Seit wann zwingt der Wecker zum Öffnen des Fensters? Er zwingt doch nur zum Aufstehen.

Ein schönes, positives Ende.

Aber insgesamt in den Details (siehe meine Anmerkungen) zu undurchdacht, unklare Bilder, und damit für mich fehlender Tiefgang.

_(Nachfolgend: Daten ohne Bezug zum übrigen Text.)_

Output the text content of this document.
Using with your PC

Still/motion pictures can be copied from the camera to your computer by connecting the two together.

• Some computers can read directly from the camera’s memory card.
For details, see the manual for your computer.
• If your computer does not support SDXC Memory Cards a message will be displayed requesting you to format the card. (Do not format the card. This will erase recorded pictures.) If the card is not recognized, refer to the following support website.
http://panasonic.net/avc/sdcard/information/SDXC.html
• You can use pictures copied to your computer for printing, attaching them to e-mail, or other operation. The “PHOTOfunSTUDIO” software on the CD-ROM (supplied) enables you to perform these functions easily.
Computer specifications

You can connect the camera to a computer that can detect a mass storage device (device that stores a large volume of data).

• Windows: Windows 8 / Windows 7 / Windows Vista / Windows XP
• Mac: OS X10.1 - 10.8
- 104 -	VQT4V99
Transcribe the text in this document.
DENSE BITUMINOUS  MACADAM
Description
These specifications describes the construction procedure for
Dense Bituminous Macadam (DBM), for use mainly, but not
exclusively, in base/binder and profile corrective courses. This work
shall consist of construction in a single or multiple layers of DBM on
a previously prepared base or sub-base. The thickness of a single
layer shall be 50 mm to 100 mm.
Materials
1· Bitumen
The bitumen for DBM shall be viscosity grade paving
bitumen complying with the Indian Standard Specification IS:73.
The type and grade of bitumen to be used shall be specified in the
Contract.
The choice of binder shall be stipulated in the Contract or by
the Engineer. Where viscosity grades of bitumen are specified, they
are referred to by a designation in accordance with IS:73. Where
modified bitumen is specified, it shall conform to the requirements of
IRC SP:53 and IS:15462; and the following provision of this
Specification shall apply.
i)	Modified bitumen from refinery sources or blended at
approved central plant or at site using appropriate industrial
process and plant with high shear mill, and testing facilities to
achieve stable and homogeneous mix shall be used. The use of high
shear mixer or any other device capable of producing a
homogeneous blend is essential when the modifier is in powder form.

Als erste Geschichte hier in Seltsam von Dir aber kein schlechter Einstand, da haben wir hier schon viiiiel schlimmeres gesehen ;)

Uwe
:cool:

 

Hallo Negra!

Auch von mir ein Willkommen!

Den Schwerpunkt, das Fenster, das sich eigenständig entwickelt, hast du doch ganz gut getroffen. Dennoch liest sich der Text etwas langweilig.
Meiner Meinung nach liegt das daran, daß du zu wenig über den Protagonisten sagst. Warum kommt er so schwer aus den Bett? Die Eintönigkeit seines Lebens, ja, aber darauf solltest du näher eingehen. Damit man sich besser in ihn hineinversetzen und dann auch seine Wandlung verstehen kann.

Auch die Welt in der er lebt, bleibt für mich unklar.
"Helligkeit gibt es hier nur elektrisch und künstlich, von Menschenhand erzeugt.
Menschen wie ich, die ihre Aufgabe erfüllen und keinen Sinn darin wiederfinden." - Ich frage mich, lebt er in einer zukünftigen Welt oder ist das nur symbolisch gemeint?

Oh, und übrigens, der Titel. Bezieht er sich nur auf die Rückkehr deines Protagonisten in das Zimmer? Oder symbolisch auf die Rückkehr ins 'echte' Leben?

Als Einsteigergeschichte gar nicht schlecht.

Grüße
Chris

 

Hallo ihr beiden,

ich habe die Geschichte nun noch etwas überarbeitet und eine zweite Perspektive eingebaut. Ich hoffe, dass es dadurch etwas spannender wird.

@Uwe:
danke für deine Tipps, ich habe die meisten davon aufgegriffen.
Der sich rüstende Kampf gefällt mir aber irgendwie in personifizierter Form. Und in der Scheibe eines geöffneten Fensters kann sich schon etwas spiegeln (hab ich grad mal ausprobiert :D )

@Chris:
ich habe nun noch ein bischen mehr über die Person geschrieben, allerdings keine ausführlichen Details. Das möchte ich bewußt nicht, weil es sich eigentlich um jeden handeln kann, der den Sinn im Leben verloren hat. Dafür muss es meiner Meinung nach auch keinen spezifischen Auslöser geben.
Der Titel meint übrigens die Rückkehr ins Leben.

Grüße, Negra

 

Hallo Negra,

ich kenne jetzt nur die neue Fassung deiner Geschichte.
Zum Ersten: Die Idee als solche finde ich interessant. Die Sache mit dem Fenster hast du schon gut umgesetzt und dein Schreibstil gefällt mir auch.

Trotzdem habe ich das Gefühl, dass deine Geschichte noch etwas krankt. Sie liest sich momentan relativ eintönig, dein Protagonist bleibt sehr blass und insgesamt bleiben zu viele Fragen ungeklärt.
Du solltest versuchen etwas mehr Spannung einzubauen, so dass man nicht gleich von Anfang an weiß, worauf es hinausläuft. Eine richtige Idee habe ich jetzt leider auch nicht.
Vom Prot. erfährt man nur, dass er offensichtlich Probleme hat in der realen Welt - auf ihn solltest du tiefer eingehen - wie wirkt sich das aus? Wie ist es dazu gekommen? Wie fühlt er sich dabei?
Insgesamt arbeitest du manchmal zu viel mit Andeutungen, die zwar auf der einen Seite geheimnisvoll sind, aber in deiner Geschichte aufgrund der Menge nervig sind, weil man sich eben alles selbst zusammenreimen muss. Klar, was ich meine?